İklim sisteminde yaşanan değişiklikler insan ürünü!
Hükümetlerarası İklim Değişikliği Paneli'nin 5. Değerlendirme raporu açıklandı. Raporun sonuçlarına göre iklim değişikliği, insanlar ve ekosistemler üzerinde büyük bir risk oluşturuyor. Bu riskleri yönetmek için, acilen değişem iklim sistemlerine uyumlu politikaların oluşturulması şart!
Zuhal Aytolun/CumhuriyetBoğaziçi Üniversitesi Öğretim Görevlisi Doç. Dr. Barış Karapınar, harekete geçilmezse iklim değişikliğinin 21. yüzyılın en büyük sosyal adaletsizlik kaynaklarından biri olmasının beklendiğini söylüyor. Türkiye'nin de dahil olduğu Hükümetlerarası İklim Değişikliği Paneli'nin (IPCC) 5. Değerlendirme Raporu açıklandı. İklim Değişikliği 2014: Etkiler, Uyum ve Kırılganlık Raporu, küresel iklim değişikliğinin çeşitli sektör ve alanlara etkilerini, iklim değişikliğine uyum politikalarını ve ülkelerin iklim değişikliğine kırılganlıklarını ele alıyor. IPCC'nin başyazarlarından Greenwich Üniversitesi'nden Prof. Dr. John Morton, Boğaziçi Üniversitesi Ekonomi bölümünden Doç. Dr. Barış Karapınar'ın değerlendirdiği rapor, net bir gerçekliğin altını çiziyor: İklim sisteminde yaşanan değişiklikler insan ürünü! Bu da tarımdan gıda fiyatlarına, insan sağlığı ve altyapı sistemlerine kadar her alanı etkiliyor. Bir an önce önlem almak şart!
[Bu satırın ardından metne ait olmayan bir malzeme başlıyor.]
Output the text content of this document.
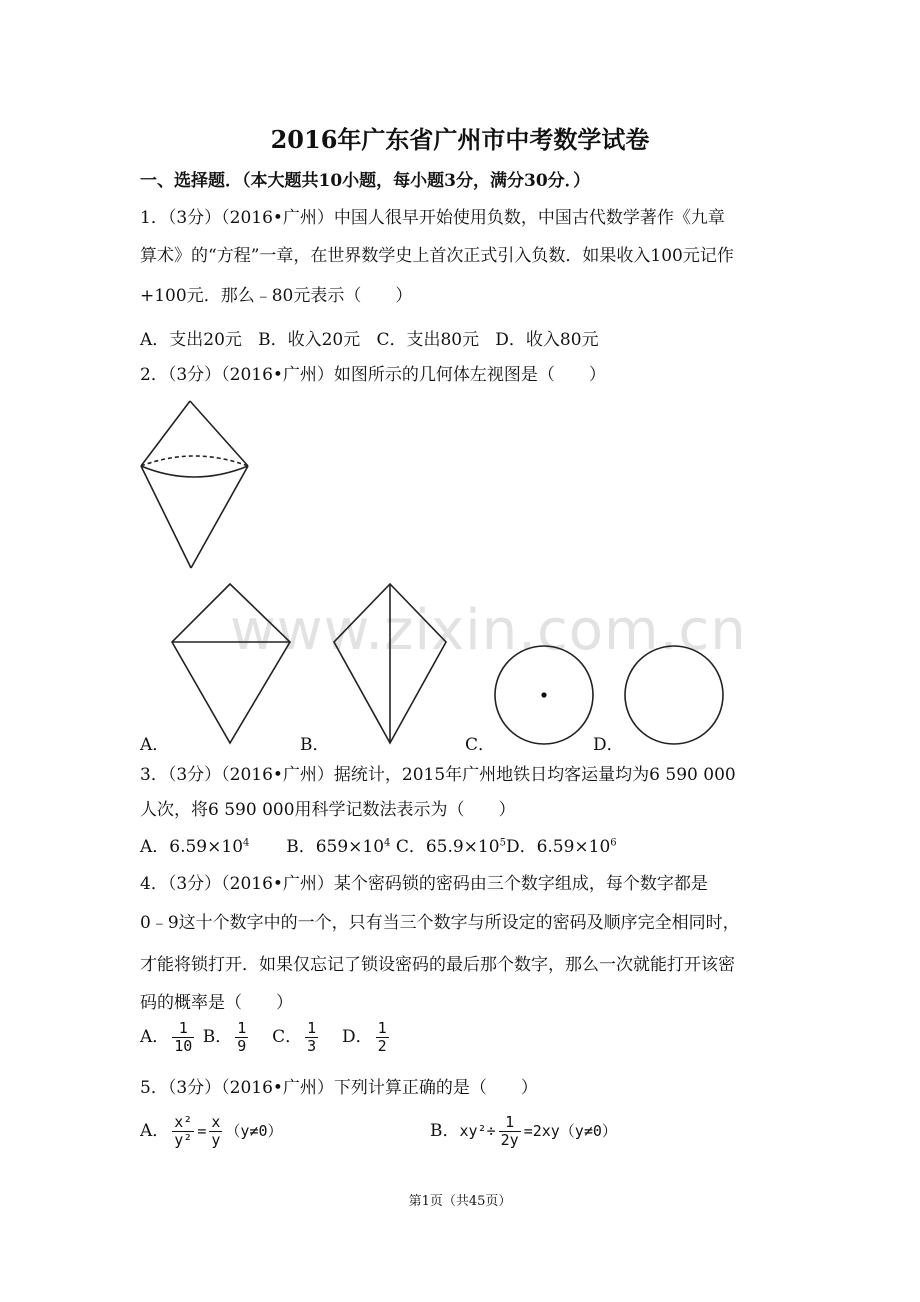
2016年广东省广州市中考数学试卷
一、选择题．（本大题共10小题，每小题3分，满分30分．）
1．（3分）（2016•广州）中国人很早开始使用负数，中国古代数学著作《九章
算术》的“方程”一章，在世界数学史上首次正式引入负数．如果收入100元记作
+100元．那么﹣80元表示（　　）
A．支出20元   B．收入20元   C．支出80元   D．收入80元
2．（3分）（2016•广州）如图所示的几何体左视图是（　　）
www.zixin.com.cn
A．	B．	C．	D．
3．（3分）（2016•广州）据统计，2015年广州地铁日均客运量均为6 590 000
人次，将6 590 000用科学记数法表示为（　　）
A．$6.59\times 10^4$ B．$659\times 10^4$ C．$65.9\times 10^5D$．$6.59\times 10^6$
4．（3分）（2016•广州）某个密码锁的密码由三个数字组成，每个数字都是
0﹣9这十个数字中的一个，只有当三个数字与所设定的密码及顺序完全相同时，
才能将锁打开．如果仅忘记了锁设密码的最后那个数字，那么一次就能打开该密
码的概率是（　　）
A． $\frac{1}{10}$ B． $\frac{1}{9}$ C． $\frac{1}{3}$ D． $\frac{1}{2}$
5．（3分）（2016•广州）下列计算正确的是（　　）
A． $\frac{\text{x²}}{\text{y²}} = \frac{x}{y} (y\ne 0)$	B．$xy^2\div \frac{1}{2y} =2xy(y\ne 0)$
第1页（共45页）
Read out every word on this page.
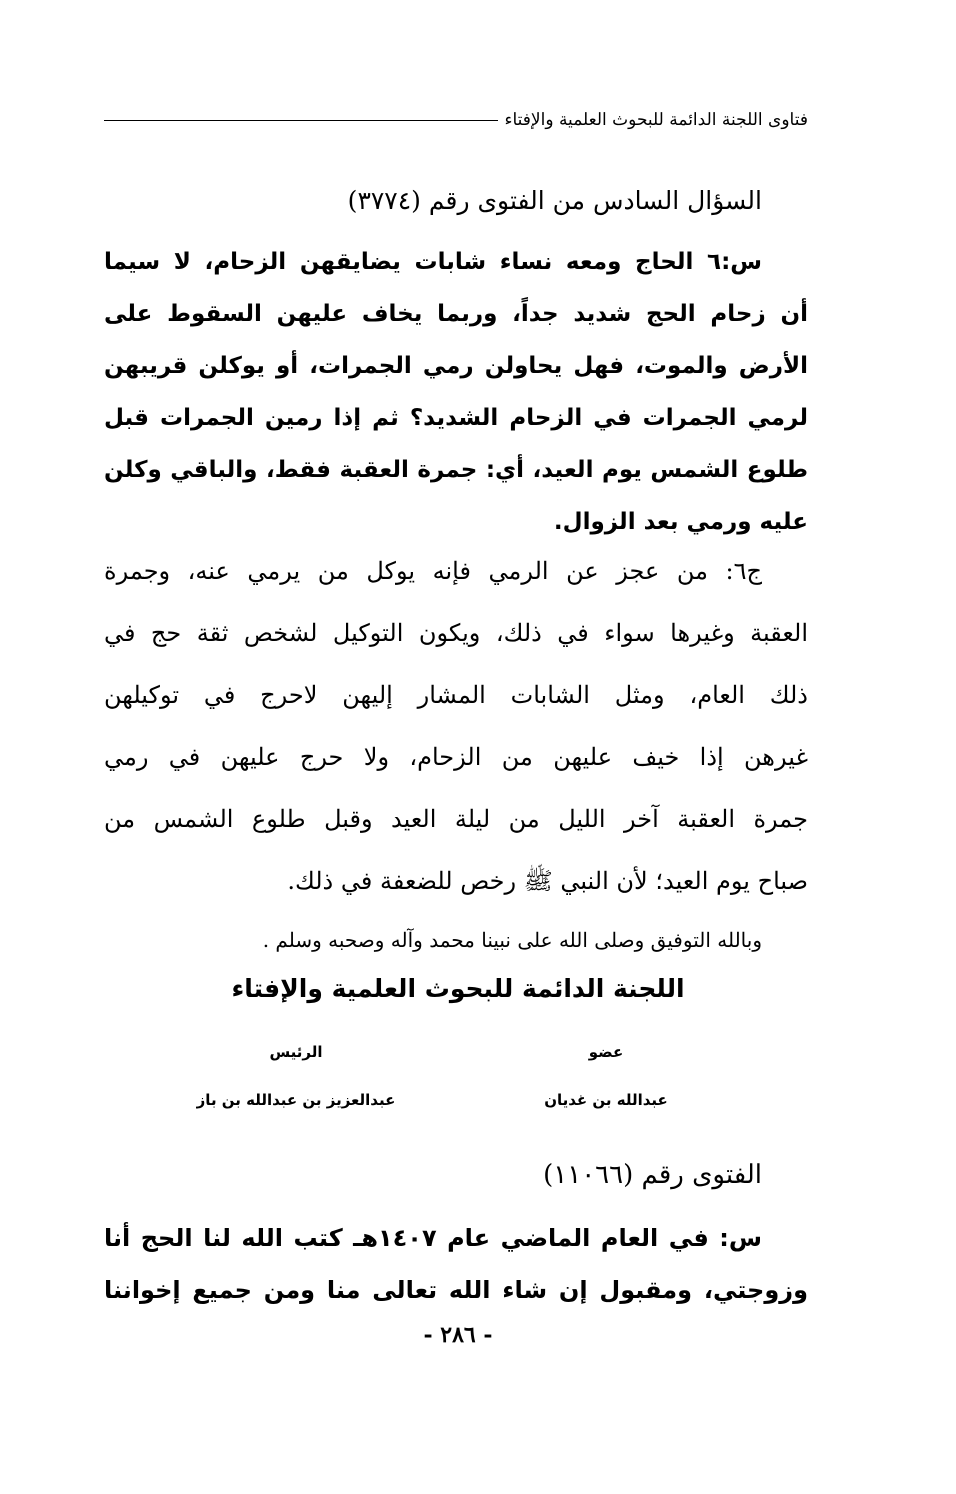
فتاوى اللجنة الدائمة للبحوث العلمية والإفتاء
السؤال السادس من الفتوى رقم (٣٧٧٤)
س:٦ الحاج ومعه نساء شابات يضايقهن الزحام، لا سيما
أن زحام الحج شديد جداً، وربما يخاف عليهن السقوط على
الأرض والموت، فهل يحاولن رمي الجمرات، أو يوكلن قريبهن
لرمي الجمرات في الزحام الشديد؟ ثم إذا رمين الجمرات قبل
طلوع الشمس يوم العيد، أي: جمرة العقبة فقط، والباقي وكلن
عليه ورمي بعد الزوال.
ج٦: من عجز عن الرمي فإنه يوكل من يرمي عنه، وجمرة
العقبة وغيرها سواء في ذلك، ويكون التوكيل لشخص ثقة حج في
ذلك العام، ومثل الشابات المشار إليهن لاحرج في توكيلهن
غيرهن إذا خيف عليهن من الزحام، ولا حرج عليهن في رمي
جمرة العقبة آخر الليل من ليلة العيد وقبل طلوع الشمس من
صباح يوم العيد؛ لأن النبي ﷺ رخص للضعفة في ذلك.
وبالله التوفيق وصلى الله على نبينا محمد وآله وصحبه وسلم .
اللجنة الدائمة للبحوث العلمية والإفتاء
عضو
عبدالله بن غديان
الرئيس
عبدالعزيز بن عبدالله بن باز
الفتوى رقم (١١٠٦٦)
س: في العام الماضي عام ١٤٠٧هـ كتب الله لنا الحج أنا
وزوجتي، ومقبول إن شاء الله تعالى منا ومن جميع إخواننا
- ٢٨٦ -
IPCC Raporu, aynı zamanda iklim değişikliğinin küresel ve ulusal güvenlik politikaları için büyük önem teşkil ettiği yönünde de uyarılar içeriyor. Morton, iklim değişikliğinin ürün verimlerini, gıda güvenliğini ve kırsal geçim kaynaklarını küresel ve yerel ölçeklerde tehdit ettiğini söylüyor. Bu riskleri yönetmek için de bir an önce hem iklim değişikliğine uyum üzerine çalışıp hem de iklim değişikliğine neden olan sera gazı emisyonlarının azaltılması gerektiğini vurguluyor.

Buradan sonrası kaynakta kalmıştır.